Alexandria Ocasio-Cortez notwithstanding, the big winners in the midterms were moderate Democrats. Speaker Nancy Pelosi and other party leaders carefully salted swing districts with young candidates who appealed to minorities, college-educated women and suburbanites who want solutions to problems in their daily lives, not a socialist revolution.
The great blue wave of radical progressivism never materialized. Elizabeth Warren, who led a national effort to elect progressive candidates like Richard Cordray for governor in Ohio and Katie Porter for the House in California, largely flamed out.
The moderate Democrats who snatched Republican seats mostly ran on clean government and incremental improvements to health care — not mindless opposition to President Donald Trump or advocacy of socialized medicine.
Still health-care costs have spun out of sight, because the Affordable Care Act enables drug companies, hospitals, large insurers and large-group practices of specialists to monopolize and impose outlandish prices in national and regional markets. Just as Democrats should give up on the idea of a single-payer system based on confiscatory taxes on upper-income Americans, Republicans must wake up to the hard reality that competition in many health-care markets is rigged.
In a divided Congress, oversight could cast a discerning focus on monopoly exploitation to coax a reluctant Justice Department to start prosecuting abusers. Together, the two parties need to fashion legislation that requires drug companies, hospitals, insurers and medical professionals to benchmark prices against those fetched in prosperous northern European countries with insurance-based payments systems.

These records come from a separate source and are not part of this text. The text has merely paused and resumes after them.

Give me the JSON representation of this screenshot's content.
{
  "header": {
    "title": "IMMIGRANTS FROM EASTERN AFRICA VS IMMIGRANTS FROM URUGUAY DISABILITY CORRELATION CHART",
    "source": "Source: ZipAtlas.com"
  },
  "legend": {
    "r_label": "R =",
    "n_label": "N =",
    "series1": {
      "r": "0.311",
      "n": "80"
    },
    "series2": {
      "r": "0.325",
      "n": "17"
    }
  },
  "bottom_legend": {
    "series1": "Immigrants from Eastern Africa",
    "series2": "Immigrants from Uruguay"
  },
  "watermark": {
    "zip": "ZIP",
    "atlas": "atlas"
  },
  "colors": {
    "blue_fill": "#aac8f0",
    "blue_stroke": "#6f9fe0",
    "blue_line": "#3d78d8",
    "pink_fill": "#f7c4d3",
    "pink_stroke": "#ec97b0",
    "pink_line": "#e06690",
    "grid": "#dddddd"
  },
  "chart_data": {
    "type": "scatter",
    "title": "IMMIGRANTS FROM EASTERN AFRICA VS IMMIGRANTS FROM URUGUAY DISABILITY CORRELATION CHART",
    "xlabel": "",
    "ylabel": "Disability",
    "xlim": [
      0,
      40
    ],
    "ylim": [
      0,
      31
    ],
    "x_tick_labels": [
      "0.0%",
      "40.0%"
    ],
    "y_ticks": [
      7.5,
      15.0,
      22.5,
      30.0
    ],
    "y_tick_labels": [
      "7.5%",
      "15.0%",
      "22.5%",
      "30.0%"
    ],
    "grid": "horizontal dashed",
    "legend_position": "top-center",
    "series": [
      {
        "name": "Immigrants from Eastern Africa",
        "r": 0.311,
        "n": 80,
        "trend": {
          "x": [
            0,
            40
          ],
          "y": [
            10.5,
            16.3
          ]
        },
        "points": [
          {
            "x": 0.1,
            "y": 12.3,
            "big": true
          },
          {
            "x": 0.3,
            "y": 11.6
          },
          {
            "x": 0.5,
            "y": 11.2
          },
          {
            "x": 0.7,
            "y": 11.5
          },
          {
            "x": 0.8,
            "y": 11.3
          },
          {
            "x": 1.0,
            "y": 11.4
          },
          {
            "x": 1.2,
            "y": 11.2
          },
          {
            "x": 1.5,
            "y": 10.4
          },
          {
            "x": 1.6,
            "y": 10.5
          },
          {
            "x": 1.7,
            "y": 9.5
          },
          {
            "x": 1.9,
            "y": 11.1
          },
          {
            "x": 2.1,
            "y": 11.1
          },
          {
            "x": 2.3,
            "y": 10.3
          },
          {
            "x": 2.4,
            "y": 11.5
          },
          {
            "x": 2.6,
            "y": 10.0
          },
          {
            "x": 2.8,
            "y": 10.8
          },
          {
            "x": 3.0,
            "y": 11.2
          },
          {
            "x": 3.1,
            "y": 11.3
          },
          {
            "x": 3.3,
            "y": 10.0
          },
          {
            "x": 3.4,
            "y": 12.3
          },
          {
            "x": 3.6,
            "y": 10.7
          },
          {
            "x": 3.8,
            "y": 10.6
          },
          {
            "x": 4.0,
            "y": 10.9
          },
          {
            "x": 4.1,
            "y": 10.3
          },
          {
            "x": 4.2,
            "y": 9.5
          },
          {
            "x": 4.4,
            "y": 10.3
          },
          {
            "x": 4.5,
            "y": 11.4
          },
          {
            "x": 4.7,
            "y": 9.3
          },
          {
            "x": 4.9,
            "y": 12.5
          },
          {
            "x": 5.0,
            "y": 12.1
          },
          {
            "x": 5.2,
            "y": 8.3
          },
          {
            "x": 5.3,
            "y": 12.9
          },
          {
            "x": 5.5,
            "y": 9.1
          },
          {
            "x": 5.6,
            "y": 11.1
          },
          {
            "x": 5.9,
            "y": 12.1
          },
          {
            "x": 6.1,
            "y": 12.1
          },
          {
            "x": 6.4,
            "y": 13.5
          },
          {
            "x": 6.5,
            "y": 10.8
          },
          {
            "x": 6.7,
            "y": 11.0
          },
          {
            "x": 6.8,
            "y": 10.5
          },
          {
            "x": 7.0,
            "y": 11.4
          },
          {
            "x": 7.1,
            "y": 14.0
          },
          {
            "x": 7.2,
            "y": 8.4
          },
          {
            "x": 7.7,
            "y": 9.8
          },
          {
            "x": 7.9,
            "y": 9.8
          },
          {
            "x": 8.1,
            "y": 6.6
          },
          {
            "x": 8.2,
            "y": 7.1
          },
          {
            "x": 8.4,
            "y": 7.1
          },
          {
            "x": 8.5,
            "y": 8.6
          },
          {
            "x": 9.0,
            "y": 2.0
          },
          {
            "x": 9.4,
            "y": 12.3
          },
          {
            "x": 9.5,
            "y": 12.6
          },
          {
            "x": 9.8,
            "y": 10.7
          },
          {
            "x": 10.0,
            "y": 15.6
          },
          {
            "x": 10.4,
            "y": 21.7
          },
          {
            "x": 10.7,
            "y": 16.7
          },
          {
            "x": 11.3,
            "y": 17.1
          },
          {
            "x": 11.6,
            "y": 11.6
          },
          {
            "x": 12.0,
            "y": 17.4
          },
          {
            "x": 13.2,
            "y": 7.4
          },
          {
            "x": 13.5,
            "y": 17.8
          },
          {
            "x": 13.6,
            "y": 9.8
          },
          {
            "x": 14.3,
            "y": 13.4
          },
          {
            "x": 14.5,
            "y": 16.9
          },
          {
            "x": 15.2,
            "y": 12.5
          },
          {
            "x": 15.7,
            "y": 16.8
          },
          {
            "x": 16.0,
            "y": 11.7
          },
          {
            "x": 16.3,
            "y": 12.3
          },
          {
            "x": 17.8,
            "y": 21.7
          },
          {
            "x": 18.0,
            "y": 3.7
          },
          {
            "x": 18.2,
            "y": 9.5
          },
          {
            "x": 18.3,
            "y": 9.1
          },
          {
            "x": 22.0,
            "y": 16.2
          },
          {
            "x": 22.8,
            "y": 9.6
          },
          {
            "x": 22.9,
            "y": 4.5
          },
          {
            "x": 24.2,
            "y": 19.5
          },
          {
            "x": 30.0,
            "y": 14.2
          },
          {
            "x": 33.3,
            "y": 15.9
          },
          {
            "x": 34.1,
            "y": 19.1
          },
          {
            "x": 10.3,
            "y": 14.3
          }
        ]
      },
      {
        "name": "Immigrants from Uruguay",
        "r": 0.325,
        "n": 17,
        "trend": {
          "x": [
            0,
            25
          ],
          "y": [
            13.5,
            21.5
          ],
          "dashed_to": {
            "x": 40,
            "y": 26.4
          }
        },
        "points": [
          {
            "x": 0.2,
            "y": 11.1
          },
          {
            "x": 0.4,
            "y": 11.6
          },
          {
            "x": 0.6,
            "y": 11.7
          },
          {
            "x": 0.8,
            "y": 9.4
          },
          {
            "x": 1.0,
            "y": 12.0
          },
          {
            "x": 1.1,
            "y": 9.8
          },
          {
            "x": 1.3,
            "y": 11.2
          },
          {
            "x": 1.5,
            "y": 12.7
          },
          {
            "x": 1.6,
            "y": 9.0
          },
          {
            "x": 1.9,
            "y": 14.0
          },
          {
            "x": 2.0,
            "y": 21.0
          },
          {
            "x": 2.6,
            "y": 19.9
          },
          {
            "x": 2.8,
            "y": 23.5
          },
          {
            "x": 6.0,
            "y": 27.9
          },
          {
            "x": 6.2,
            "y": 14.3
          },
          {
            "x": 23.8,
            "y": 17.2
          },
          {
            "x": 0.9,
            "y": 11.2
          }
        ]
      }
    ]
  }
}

An increasingly urban society requires better commuter-mass transit and intercity connections. Financing infrastructure runs smack into the exorbitant costs imposed by cumbersome regulations and costly delays imposed by federal, state and local agencies. Engaging Trump on regulatory reform and encouraging a special dialogue with governors about prohibitive delays could help.
Still trillions more dollars are needed but the federal deficit is already too big and someone has to pay. Many members of Congress reflexively balk at higher gas taxes and user-fees solutions but leaders Pelosi and Chuck Schumer could triangulate the issue with Trump.
On immigration, the movement toward a common-sense compromise to realign U.S. policy to place great emphasis on admitting immigrants with skills in short supply has some bipartisan support, but little enthusiasm from the Democratic leadership.
The Supreme Court may soon permit Trump to end President Barack Obama’s DACA program and that would force reluctant Democrats to the table on broader reforms. If they balk, those young people face deportation and neither party should count on exploiting that spectacle — incumbents of all stripes would catch voters’ ire.
On trade and the broader economy, Democratic congressional leaders like to exploit Trump’s missteps — for example, putting tariffs on imported components that force U.S. manufacturers to offshore even more and his targeting of our allies with tariffs.
Many Democrats in Congress recognize China’s criminal behavior is a menace to American prosperity and security. A steady, private dialogue that links their support for congressional approval of the new North American free trade deal to Trump trading in his spray gun for a more focused trade rifle would help broaden their party’s appeal to working-class voters.
Trump’s economy is doing well and finally raising wages. Able-bodied adults on the sidelines are rejoining the workforce but to maintain an elevated pace of growth without running into crippling shortages of engineers, technicians and other skilled workers requires Democrats to support immigration reform and make the recent tax cuts permanent.
That will require the Democrats to shelve their tropism for higher taxes on upper-income Americans and for the president to give up on yet more budget-busting tax cuts. Alternatively, both sides could go after the “carried interest” tax break for Wall Street’s financial engineers — those levy lower capital gains tax rates on income that should rightly be classified as wage income.
All this may disappoint the combative political instincts of Pelosi and Trump but winning long-term majorities — holding power by governing effectively — requires moving to where the American people really stand — in the pragmatic center.
Peter Morici is an economist and business professor at the University of Maryland, and a national columnist.